Baptism is also related to singleness in the early Syrian tradition. A high value was undoubtedly put on celibacy. Indeed this may have been a precondition of baptism6. If, however, baptism is to put on Christ, and to enter again into life as in paradise, then it is not surprising that singleness was a baptismal theme. Ephrem talked of baptism in these terms: See, people being baptized, becoming virgins and qaddishe, having gone down into the font, been baptized and put on that single iljidaya.1
Dignity and purity may have been lost at the Fall, but through baptism these are regained. To insist on celibacy as a condition for baptism is to lose the idea that both marriage and singleness are a gift. For some, singleness, and even celibacy, is a part of the clothing that they have put on at baptism. This may take time to realize. The important point is that the church community should be such that this gift can be valued both by the one to whom it is given and by the congregation as a whole.

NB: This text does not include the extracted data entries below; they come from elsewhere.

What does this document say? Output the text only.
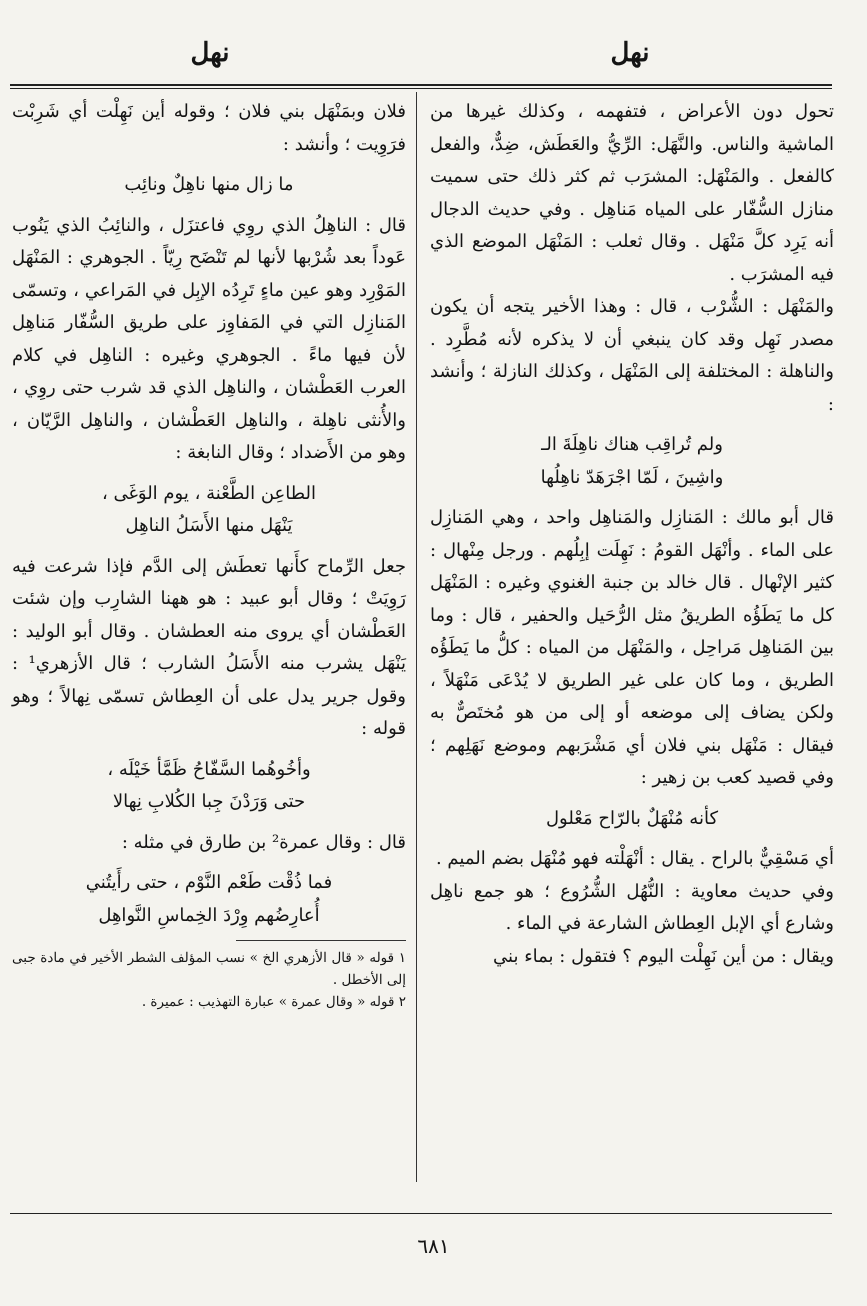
نهل
نهل

تحول دون الأعراض ، فتفهمه ، وكذلك غيرها من الماشية والناس. والنَّهَل: الرِّيُّ والعَطَش، ضِدٌّ، والفعل كالفعل . والمَنْهَل: المشرَب ثم كثر ذلك حتى سميت منازل السُّفّار على المياه مَناهِل . وفي حديث الدجال أنه يَرِد كلَّ مَنْهَل . وقال ثعلب : المَنْهَل الموضع الذي فيه المشرَب .

والمَنْهَل : الشُّرْب ، قال : وهذا الأخير يتجه أن يكون مصدر نَهِل وقد كان ينبغي أن لا يذكره لأنه مُطَّرِد . والناهلة : المختلفة إلى المَنْهَل ، وكذلك النازلة ؛ وأنشد :

ولم تُراقِب هناك ناهِلَةَ الـ
واشِينَ ، لَمّا اجْرَهَدّ ناهِلُها

قال أبو مالك : المَنازِل والمَناهِل واحد ، وهي المَنازِل على الماء . وأنْهَل القومُ : نَهِلَت إبِلُهم . ورجل مِنْهال : كثير الإنْهال . قال خالد بن جنبة الغنوي وغيره : المَنْهَل كل ما يَطَؤُه الطريقُ مثل الرُّحَيل والحفير ، قال : وما بين المَناهِل مَراحِل ، والمَنْهَل من المياه : كلُّ ما يَطَؤُه الطريق ، وما كان على غير الطريق لا يُدْعَى مَنْهَلاً ، ولكن يضاف إلى موضعه أو إلى من هو مُختَصٌّ به فيقال : مَنْهَل بني فلان أي مَشْرَبهم وموضع نَهَلِهم ؛ وفي قصيد كعب بن زهير :

كأنه مُنْهَلٌ بالرّاح مَعْلول

أي مَسْقِيٌّ بالراح . يقال : أنْهَلْته فهو مُنْهَل بضم الميم .

وفي حديث معاوية : النُّهُل الشُّرُوع ؛ هو جمع ناهِل وشارع أي الإبل العِطاش الشارعة في الماء .

ويقال : من أين نَهِلْت اليوم ؟ فتقول : بماء بني

فلان وبمَنْهَل بني فلان ؛ وقوله أين نَهِلْت أي شَرِبْت فرَوِيت ؛ وأنشد :

ما زال منها ناهِلٌ ونائِب

قال : الناهِلُ الذي روِي فاعتزَل ، والنائِبُ الذي يَنُوب عَوداً بعد شُرْبها لأنها لم تَنْضَح رِيّاً . الجوهري : المَنْهَل المَوْرِد وهو عين ماءٍ تَرِدُه الإبِل في المَراعي ، وتسمّى المَنازِل التي في المَفاوِز على طريق السُّفّار مَناهِل لأن فيها ماءً . الجوهري وغيره : الناهِل في كلام العرب العَطْشان ، والناهِل الذي قد شرب حتى روِي ، والأُنثى ناهِلة ، والناهِل العَطْشان ، والناهِل الرَّيّان ، وهو من الأَضداد ؛ وقال النابغة :

الطاعِن الطَّعْنة ، يوم الوَغَى ،
يَنْهَل منها الأَسَلُ الناهِل

جعل الرِّماح كأَنها تعطَش إلى الدَّم فإذا شرعت فيه رَوِيَتْ ؛ وقال أبو عبيد : هو ههنا الشارِب وإن شئت العَطْشان أي يروى منه العطشان . وقال أبو الوليد : يَنْهَل يشرب منه الأَسَلُ الشارب ؛ قال الأزهري¹ : وقول جرير يدل على أن العِطاش تسمّى نِهالاً ؛ وهو قوله :

وأخُوهُما السَّفّاحُ ظَمَّأ خَيْلَه ،
حتى وَرَدْنَ جِبا الكُلابِ نِهالا

قال : وقال عمرة² بن طارق في مثله :

فما ذُقْت طَعْم النَّوْم ، حتى رأَيتُني
أُعارِضُهم وِرْدَ الخِماسِ النَّواهِل

١ قوله « قال الأزهري الخ » نسب المؤلف الشطر الأخير في مادة جبى إلى الأخطل .

٢ قوله « وقال عمرة » عبارة التهذيب : عميرة .

٦٨١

Singleness in the Syrian tradition soon came to be linked to monasticism. For some that is still an option today. But the monastic tradition has a much broader base than is often imagined. Murray talks of the 'Sons and Daughters of the Covenant' (early Syrian proto-monasticism) as 'a recognisable body within the Church (though not yet to be called monks and nuns), some living at home, others in small communities, but not yet isolated from the laity.'8 Such communities have sprung up in all sorts of periods in the Church, separate from the monastic orders. Indeed today there are churches owning houses in which a group of single people live together, as a part of the Church's community life. This would seem to be similar to the proto-monasticism of the Syrian and other traditions and is something to be welcomed.

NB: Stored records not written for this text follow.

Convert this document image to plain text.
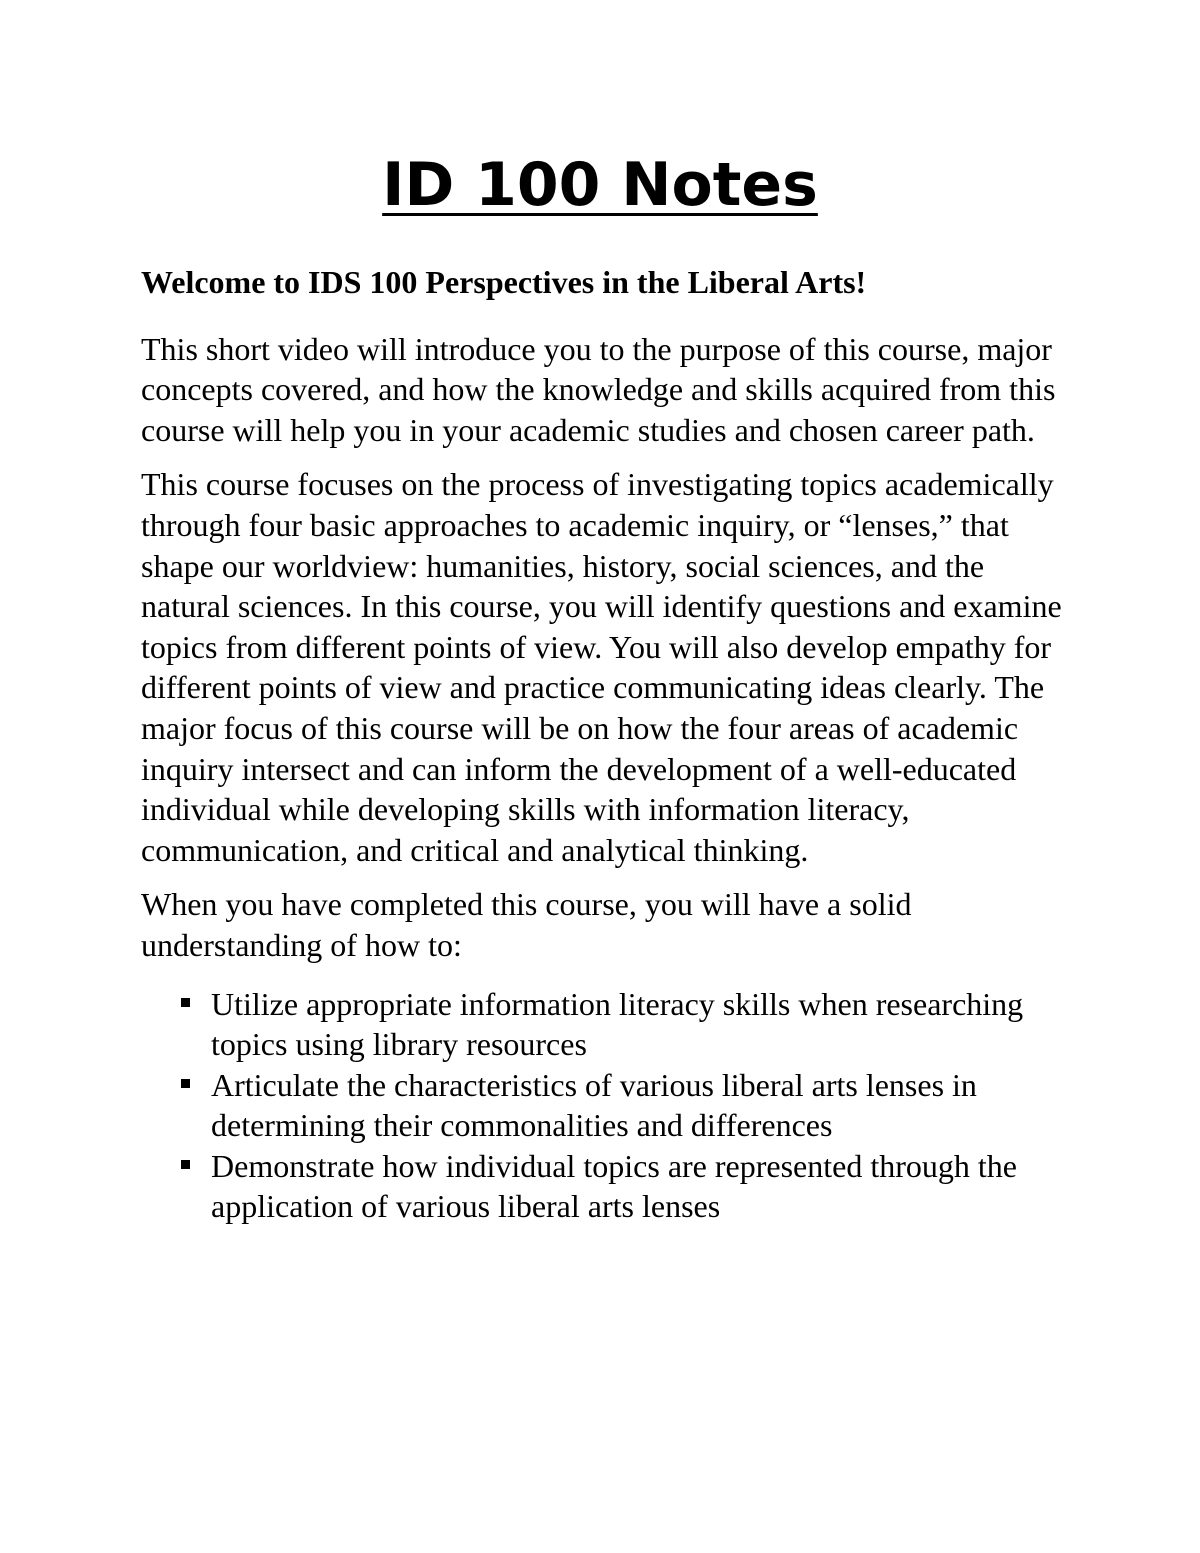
ID 100 Notes

Welcome to IDS 100 Perspectives in the Liberal Arts!

This short video will introduce you to the purpose of this course, major concepts covered, and how the knowledge and skills acquired from this course will help you in your academic studies and chosen career path.

This course focuses on the process of investigating topics academically through four basic approaches to academic inquiry, or “lenses,” that shape our worldview: humanities, history, social sciences, and the natural sciences. In this course, you will identify questions and examine topics from different points of view. You will also develop empathy for different points of view and practice communicating ideas clearly. The major focus of this course will be on how the four areas of academic inquiry intersect and can inform the development of a well-educated individual while developing skills with information literacy, communication, and critical and analytical thinking.

When you have completed this course, you will have a solid understanding of how to:

Utilize appropriate information literacy skills when researching topics using library resources
Articulate the characteristics of various liberal arts lenses in determining their commonalities and differences
Demonstrate how individual topics are represented through the application of various liberal arts lenses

The gift that is given by God is not to be despised but to be cherished. Singleness for some is only a phase, and the mystery of marriage will be undertaken. Evdokimov sets all our life within a sensitive search for vocation. For many this means marriage. For some it is singleness. For some this is expressed in a vow or monastic life. 'The voice of grace is never that of a tyrant; it is an invitation, a call from a Friend'.9 God's gift for each one needs to be discerned and seen in this light, a part of the divine friendship. Friendship is undervalued today. Eros is seen as the most important type of love. Many have never thought that friendship with God is possible.
Single people often have a deep appreciation of friendship and as such exhibit the eternal call to friendship with God.
The Syrian tradition has helped open up a rich variety of images associated with singleness. The only begotten Son is the single one. Adam was single and in baptism we put on a single life. Singleness is connected with the Trinity, creation, and redemption. It is a multifaceted and reinforcing image. The Church however is increasingly advertising family services. Much is said in society of the need to strengthen the family. What value is placed on God's gift?
Notes
1 S. Brock, The Syriac Fathers on Prayer and the Spiritual Life (Cistercian Publications Inc Kalamazoo 1987) p. xxii. 2 S. Brock, The Luminous Eye, (CIIS, Muvattupuzha India) p. 112.
3 Francis Acharya, Prayer with the Harp of the Spirit, (Kurisumala Ashram, Kerala India 1983) Vol. 1, p. 95.
4 S. Brock, The Luminous Eye p. 112.
5 ibid. p. 113.
6 R. Murray, Symbols of Church and Kingdom (Cambridge University Press 1975) p. 15
7 S. Brock, The Luminous Eye p. 114.
8 R. Murray, op. cit., p. 14.
9 P. Evdokimov, The Sacrament of Love, (SVS Press, Crestwood New York 1985) p. 96.